Apparently, almost half of the gamers with an account on Xbox Live don't pay for a Gold membership (which would give them access to online multiplayer). This makes me even more certain that online play and multiplayer are not, as they are sometimes touted to be, the future of gaming. They are merely options, with offline play and single-player games remaining very popular.
We can assume that many 360 gamers want to play online but either will not / cannot pay for it or they don't have enough free time to justify the expense. However, we can also assume that many gamers pay for a Gold account but don't regularly use it for online play (I'm an example). I expect those and other factors make the Gold/Silver accounts balance a less-than-perfect indicator of interest in single-player gameplay vs multiplayer, but it might be roughly accurate in that regard.

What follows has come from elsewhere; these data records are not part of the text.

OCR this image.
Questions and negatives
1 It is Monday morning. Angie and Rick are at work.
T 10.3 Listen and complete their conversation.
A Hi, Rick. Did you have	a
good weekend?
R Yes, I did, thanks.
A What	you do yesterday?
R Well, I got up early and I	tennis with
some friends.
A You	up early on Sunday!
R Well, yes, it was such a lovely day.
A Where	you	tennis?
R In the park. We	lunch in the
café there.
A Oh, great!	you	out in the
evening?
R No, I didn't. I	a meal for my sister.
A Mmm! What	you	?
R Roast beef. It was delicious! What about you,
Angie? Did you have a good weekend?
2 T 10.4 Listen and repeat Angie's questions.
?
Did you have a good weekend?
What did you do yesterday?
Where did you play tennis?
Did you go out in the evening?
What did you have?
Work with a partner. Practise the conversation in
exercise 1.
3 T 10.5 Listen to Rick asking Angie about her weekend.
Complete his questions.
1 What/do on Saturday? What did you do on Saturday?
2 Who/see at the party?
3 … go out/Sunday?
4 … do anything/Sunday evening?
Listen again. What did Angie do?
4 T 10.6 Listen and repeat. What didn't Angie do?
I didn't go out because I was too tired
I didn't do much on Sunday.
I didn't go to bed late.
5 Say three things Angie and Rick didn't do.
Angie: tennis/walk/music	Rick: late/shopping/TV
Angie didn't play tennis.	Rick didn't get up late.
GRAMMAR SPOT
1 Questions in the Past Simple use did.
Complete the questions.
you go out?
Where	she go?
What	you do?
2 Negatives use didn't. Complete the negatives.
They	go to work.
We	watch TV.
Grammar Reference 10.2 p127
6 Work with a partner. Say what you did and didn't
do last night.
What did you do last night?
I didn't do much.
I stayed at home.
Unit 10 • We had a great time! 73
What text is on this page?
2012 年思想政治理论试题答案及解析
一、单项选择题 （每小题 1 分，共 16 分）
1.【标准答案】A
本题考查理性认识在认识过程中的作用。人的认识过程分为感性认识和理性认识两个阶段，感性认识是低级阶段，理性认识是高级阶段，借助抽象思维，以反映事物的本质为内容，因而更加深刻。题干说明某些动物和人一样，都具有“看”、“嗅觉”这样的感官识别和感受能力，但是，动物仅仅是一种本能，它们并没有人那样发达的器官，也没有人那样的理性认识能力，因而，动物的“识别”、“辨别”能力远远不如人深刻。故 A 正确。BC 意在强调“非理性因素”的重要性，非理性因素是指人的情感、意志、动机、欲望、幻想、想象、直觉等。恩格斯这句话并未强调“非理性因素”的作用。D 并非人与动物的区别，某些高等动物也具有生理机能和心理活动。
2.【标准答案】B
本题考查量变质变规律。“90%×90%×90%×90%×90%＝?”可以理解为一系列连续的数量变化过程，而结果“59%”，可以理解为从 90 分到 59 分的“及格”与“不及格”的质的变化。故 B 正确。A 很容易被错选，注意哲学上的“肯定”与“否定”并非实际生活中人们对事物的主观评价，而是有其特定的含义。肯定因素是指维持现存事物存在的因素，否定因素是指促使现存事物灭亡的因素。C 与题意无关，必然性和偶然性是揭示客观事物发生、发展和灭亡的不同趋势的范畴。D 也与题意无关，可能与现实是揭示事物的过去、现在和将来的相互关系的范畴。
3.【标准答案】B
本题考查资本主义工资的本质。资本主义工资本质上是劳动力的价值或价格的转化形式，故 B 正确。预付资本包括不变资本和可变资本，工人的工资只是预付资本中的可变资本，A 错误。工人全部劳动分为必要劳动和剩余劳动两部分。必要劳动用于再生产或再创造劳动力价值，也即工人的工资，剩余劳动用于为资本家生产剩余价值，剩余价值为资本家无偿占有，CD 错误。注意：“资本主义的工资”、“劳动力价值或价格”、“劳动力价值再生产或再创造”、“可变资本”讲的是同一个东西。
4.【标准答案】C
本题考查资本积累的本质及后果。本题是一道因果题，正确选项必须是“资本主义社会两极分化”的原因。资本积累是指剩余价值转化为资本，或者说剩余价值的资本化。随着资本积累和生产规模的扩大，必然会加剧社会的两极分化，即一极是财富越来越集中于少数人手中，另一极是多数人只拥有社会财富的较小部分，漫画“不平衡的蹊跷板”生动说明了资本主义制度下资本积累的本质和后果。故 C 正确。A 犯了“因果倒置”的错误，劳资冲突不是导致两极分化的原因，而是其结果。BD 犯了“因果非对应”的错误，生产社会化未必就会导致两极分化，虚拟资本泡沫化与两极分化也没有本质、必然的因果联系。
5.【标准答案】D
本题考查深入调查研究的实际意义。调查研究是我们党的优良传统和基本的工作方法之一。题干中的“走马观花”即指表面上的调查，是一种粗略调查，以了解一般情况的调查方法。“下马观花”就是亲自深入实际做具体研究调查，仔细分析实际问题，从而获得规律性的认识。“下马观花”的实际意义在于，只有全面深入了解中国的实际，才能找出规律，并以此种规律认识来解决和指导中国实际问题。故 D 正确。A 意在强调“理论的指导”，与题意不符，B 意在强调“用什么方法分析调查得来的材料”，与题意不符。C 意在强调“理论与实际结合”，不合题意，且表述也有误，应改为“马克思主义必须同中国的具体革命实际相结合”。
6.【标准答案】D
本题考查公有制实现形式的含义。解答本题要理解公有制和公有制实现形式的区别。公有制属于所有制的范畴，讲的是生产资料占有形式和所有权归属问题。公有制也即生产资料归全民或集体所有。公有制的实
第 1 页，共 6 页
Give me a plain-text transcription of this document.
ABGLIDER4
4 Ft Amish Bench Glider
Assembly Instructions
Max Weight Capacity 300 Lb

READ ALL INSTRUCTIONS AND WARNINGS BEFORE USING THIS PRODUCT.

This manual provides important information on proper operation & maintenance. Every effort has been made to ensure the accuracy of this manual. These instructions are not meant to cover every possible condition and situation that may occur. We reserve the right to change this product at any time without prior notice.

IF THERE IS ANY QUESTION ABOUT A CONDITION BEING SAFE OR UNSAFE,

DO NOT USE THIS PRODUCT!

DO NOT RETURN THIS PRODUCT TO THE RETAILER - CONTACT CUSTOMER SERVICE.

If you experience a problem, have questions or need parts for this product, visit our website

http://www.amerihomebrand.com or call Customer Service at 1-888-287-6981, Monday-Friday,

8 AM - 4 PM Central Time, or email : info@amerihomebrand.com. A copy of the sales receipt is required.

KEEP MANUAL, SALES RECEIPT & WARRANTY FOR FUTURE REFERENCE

More importantly, though, we can look at the sales figures for single-player games. Bioshock, Assassin's Creed, Oblivion, Fallout 3, Super Mario Galaxy, Wii Play, Wii Sports, Wii Fit, and Metal Gear Solid 4 are all bestselling games that thrive on offline, single-player experiences. Other hits like The Sims, Spore, and Little Big Planet are essentially offline, single-player experiences in which online components work backstage. Single-player games are still very profitable and still among the most popular games around.
And yet, how much money is there to be had from downloadable content? That potential will skew the market toward online gameplay. Single-player games will always have a large share of the market, but I expect we'll see more and more games using the model of Oblivion and GTA IV: single-player, but with DLC that does not always appear simultaneously as hard copies.